Fahmi Quadir's New York-based short selling firm Safkhet Capital was among 17 investment companies targeted by BellTroX between 2017 and 2019. She said she noticed a surge in suspicious emails in early 2018, shortly after she launched her fund.

Initially "it didn't seem necessarily malicious," Quadir said. "It was just horoscopes; then it escalated to pornography."

Eventually the hackers upped their game, sending her credible-sounding messages that looked like they came from her coworkers, other short sellers or members of her family. "They were even trying to emulate my sister," Quadir said, adding that she believes the attacks were unsuccessful.

U.S. advocacy groups were also repeatedly targeted. Among them were digital rights organizations Free Press and Fight for the Future, both of whom have lobbied for net neutrality. The groups said a small number of employee accounts were compromised, but the wider organizations' networks were untouched. The spying on those groups was detailed in a report by the Electronic Frontier Foundation in 2017, but has not been publicly tied to BellTroX until now.

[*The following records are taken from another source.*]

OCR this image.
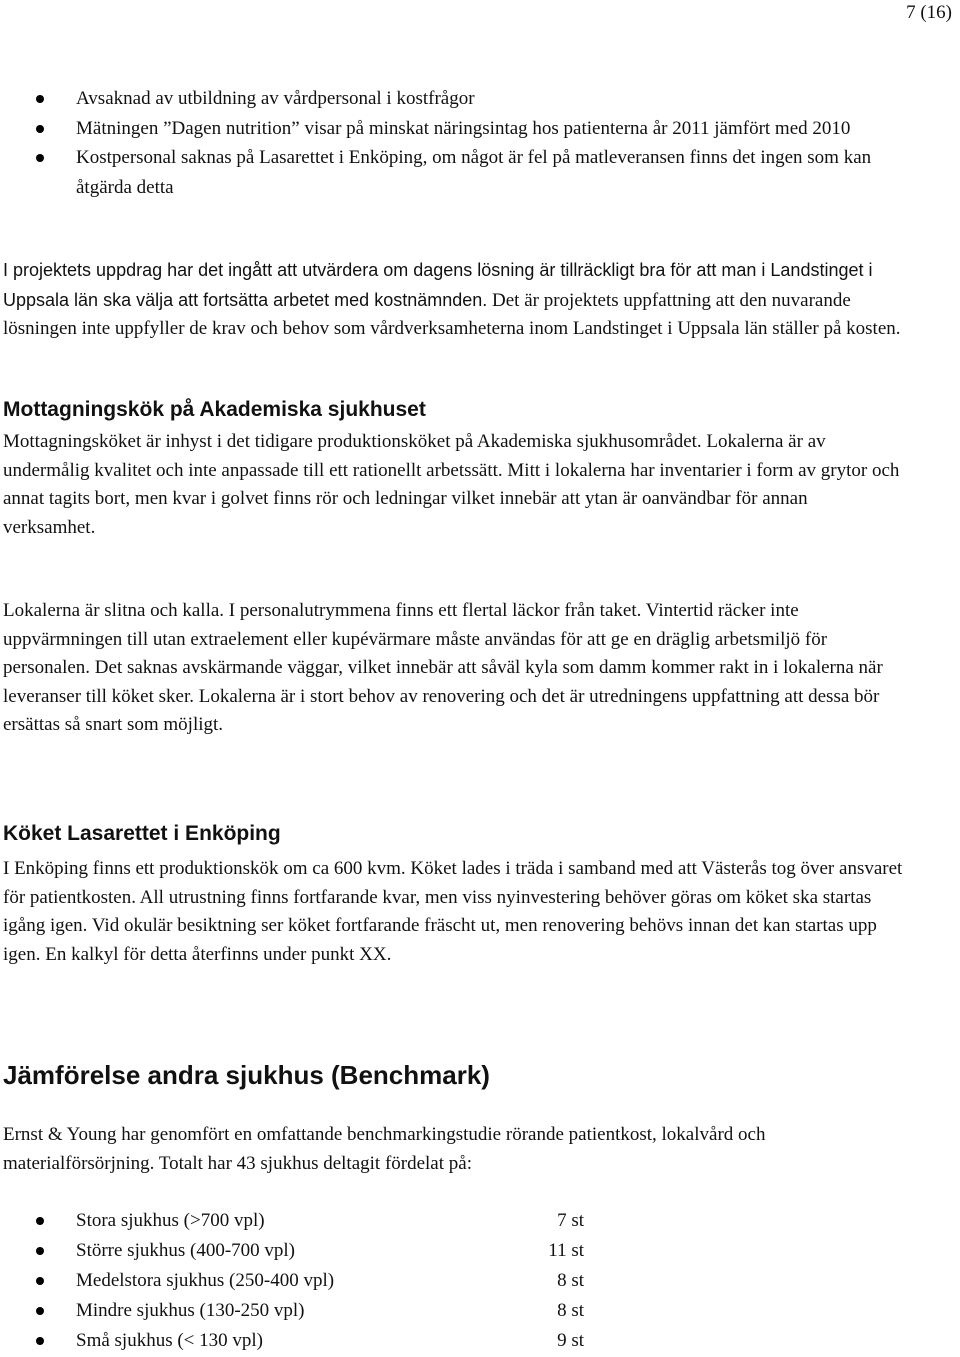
7 (16)
Avsaknad av utbildning av vårdpersonal i kostfrågor
Mätningen ”Dagen nutrition” visar på minskat näringsintag hos patienterna år 2011 jämfört med 2010
Kostpersonal saknas på Lasarettet i Enköping, om något är fel på matleveransen finns det ingen som kan åtgärda detta

I projektets uppdrag har det ingått att utvärdera om dagens lösning är tillräckligt bra för att man i Landstinget i Uppsala län ska välja att fortsätta arbetet med kostnämnden. Det är projektets uppfattning att den nuvarande lösningen inte uppfyller de krav och behov som vårdverksamheterna inom Landstinget i Uppsala län ställer på kosten.

Mottagningskök på Akademiska sjukhuset

Mottagningsköket är inhyst i det tidigare produktionsköket på Akademiska sjukhusområdet. Lokalerna är av undermålig kvalitet och inte anpassade till ett rationellt arbetssätt. Mitt i lokalerna har inventarier i form av grytor och annat tagits bort, men kvar i golvet finns rör och ledningar vilket innebär att ytan är oanvändbar för annan verksamhet.

Lokalerna är slitna och kalla. I personalutrymmena finns ett flertal läckor från taket. Vintertid räcker inte uppvärmningen till utan extraelement eller kupévärmare måste användas för att ge en dräglig arbetsmiljö för personalen. Det saknas avskärmande väggar, vilket innebär att såväl kyla som damm kommer rakt in i lokalerna när leveranser till köket sker. Lokalerna är i stort behov av renovering och det är utredningens uppfattning att dessa bör ersättas så snart som möjligt.

Köket Lasarettet i Enköping

I Enköping finns ett produktionskök om ca 600 kvm. Köket lades i träda i samband med att Västerås tog över ansvaret för patientkosten. All utrustning finns fortfarande kvar, men viss nyinvestering behöver göras om köket ska startas igång igen. Vid okulär besiktning ser köket fortfarande fräscht ut, men renovering behövs innan det kan startas upp igen. En kalkyl för detta återfinns under punkt XX.

Jämförelse andra sjukhus (Benchmark)

Ernst & Young har genomfört en omfattande benchmarkingstudie rörande patientkost, lokalvård och materialförsörjning. Totalt har 43 sjukhus deltagit fördelat på:

Stora sjukhus (>700 vpl)	7 st
Större sjukhus (400-700 vpl)	11 st
Medelstora sjukhus (250-400 vpl)	8 st
Mindre sjukhus (130-250 vpl)	8 st
Små sjukhus (< 130 vpl)	9 st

Timothy Karr, a director at Free Press, said his organization "sees an uptick in breach attempts whenever we're engaged in heated and high-profile public policy debates." Evan Greer, deputy director of Fight for the Future, said: "When corporations and politicians can hire digital mercenaries to target civil society advocates, it undermines our democratic process."

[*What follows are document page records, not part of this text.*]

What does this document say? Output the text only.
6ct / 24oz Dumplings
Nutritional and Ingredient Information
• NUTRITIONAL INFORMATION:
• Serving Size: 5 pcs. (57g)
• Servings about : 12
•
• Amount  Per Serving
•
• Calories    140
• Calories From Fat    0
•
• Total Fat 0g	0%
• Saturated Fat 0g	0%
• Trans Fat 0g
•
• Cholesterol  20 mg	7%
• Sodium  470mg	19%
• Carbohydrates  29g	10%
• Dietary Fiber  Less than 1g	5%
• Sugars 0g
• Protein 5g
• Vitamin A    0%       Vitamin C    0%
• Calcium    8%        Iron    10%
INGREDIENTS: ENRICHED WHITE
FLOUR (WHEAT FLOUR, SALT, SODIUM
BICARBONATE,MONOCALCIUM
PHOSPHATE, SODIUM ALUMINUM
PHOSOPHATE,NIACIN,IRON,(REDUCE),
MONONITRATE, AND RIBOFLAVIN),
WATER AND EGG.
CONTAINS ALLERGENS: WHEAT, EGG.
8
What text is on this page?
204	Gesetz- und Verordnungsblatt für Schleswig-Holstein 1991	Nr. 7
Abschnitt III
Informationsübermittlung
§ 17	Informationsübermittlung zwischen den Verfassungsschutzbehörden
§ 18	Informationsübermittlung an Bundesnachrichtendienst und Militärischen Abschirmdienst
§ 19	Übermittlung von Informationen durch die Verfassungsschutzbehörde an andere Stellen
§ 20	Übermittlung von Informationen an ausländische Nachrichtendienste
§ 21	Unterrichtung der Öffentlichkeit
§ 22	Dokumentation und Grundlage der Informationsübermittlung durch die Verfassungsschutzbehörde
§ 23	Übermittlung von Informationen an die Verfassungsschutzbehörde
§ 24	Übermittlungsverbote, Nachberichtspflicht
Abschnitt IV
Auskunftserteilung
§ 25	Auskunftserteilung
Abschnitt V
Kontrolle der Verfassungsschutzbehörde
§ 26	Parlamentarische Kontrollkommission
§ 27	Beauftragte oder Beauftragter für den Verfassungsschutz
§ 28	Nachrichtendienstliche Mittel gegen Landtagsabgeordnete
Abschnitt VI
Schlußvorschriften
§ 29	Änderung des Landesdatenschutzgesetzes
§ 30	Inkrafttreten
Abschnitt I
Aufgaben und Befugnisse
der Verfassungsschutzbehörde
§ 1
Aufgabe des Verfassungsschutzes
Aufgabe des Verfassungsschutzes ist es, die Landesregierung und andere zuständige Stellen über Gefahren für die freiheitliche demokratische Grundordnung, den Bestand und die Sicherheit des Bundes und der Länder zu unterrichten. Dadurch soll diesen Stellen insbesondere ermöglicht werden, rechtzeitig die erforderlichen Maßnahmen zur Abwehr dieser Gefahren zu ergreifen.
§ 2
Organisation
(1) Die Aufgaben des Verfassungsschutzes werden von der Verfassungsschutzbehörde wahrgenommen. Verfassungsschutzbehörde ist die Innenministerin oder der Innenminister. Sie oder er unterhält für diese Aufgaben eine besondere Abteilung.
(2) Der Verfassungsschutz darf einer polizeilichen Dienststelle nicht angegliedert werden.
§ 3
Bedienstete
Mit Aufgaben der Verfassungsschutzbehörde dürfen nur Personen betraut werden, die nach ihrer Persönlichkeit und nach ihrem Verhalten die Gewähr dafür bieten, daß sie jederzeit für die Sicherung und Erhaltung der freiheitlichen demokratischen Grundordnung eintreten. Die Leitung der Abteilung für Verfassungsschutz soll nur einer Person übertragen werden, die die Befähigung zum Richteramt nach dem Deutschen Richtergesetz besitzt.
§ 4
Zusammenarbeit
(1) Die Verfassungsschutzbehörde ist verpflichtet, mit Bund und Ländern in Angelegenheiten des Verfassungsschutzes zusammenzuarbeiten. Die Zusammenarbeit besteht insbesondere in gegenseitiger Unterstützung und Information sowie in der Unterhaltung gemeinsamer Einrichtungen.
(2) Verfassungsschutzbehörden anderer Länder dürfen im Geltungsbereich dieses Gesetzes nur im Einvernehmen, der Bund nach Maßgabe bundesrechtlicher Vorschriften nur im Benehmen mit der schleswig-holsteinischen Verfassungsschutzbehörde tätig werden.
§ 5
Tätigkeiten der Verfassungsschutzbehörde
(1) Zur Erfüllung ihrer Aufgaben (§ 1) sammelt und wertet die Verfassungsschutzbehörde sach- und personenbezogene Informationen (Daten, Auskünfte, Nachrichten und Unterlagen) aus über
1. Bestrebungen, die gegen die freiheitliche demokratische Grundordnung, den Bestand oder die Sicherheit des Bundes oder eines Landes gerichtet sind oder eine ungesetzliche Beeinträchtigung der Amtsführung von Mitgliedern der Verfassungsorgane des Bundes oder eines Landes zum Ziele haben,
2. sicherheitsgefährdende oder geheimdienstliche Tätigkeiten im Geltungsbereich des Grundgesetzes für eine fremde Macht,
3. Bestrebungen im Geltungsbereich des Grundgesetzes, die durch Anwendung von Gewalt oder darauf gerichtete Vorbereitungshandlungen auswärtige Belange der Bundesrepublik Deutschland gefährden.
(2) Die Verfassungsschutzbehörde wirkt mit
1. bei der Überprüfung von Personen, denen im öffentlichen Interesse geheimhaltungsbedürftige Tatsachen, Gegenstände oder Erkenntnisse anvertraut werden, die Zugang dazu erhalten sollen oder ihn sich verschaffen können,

While Reuters was not able to establish who hired BellTroX to carry out the hacking, two former employees said the company and others like it were usually contracted by private investigators on behalf of business rivals or political opponents.

Bart Santos of San Diego-based Bulldog Investigations was one of a dozen private detectives in the United States and Europe who told Reuters they had received unsolicited advertisements for hacking services out of India - including one from a person who described himself as a former BellTroX employee. The pitch offered to carry out "data penetration" and "email penetration."

Santos said he ignored those overtures, but could understand why some people didn't. "The Indian guys have a reputation for customer service," he said.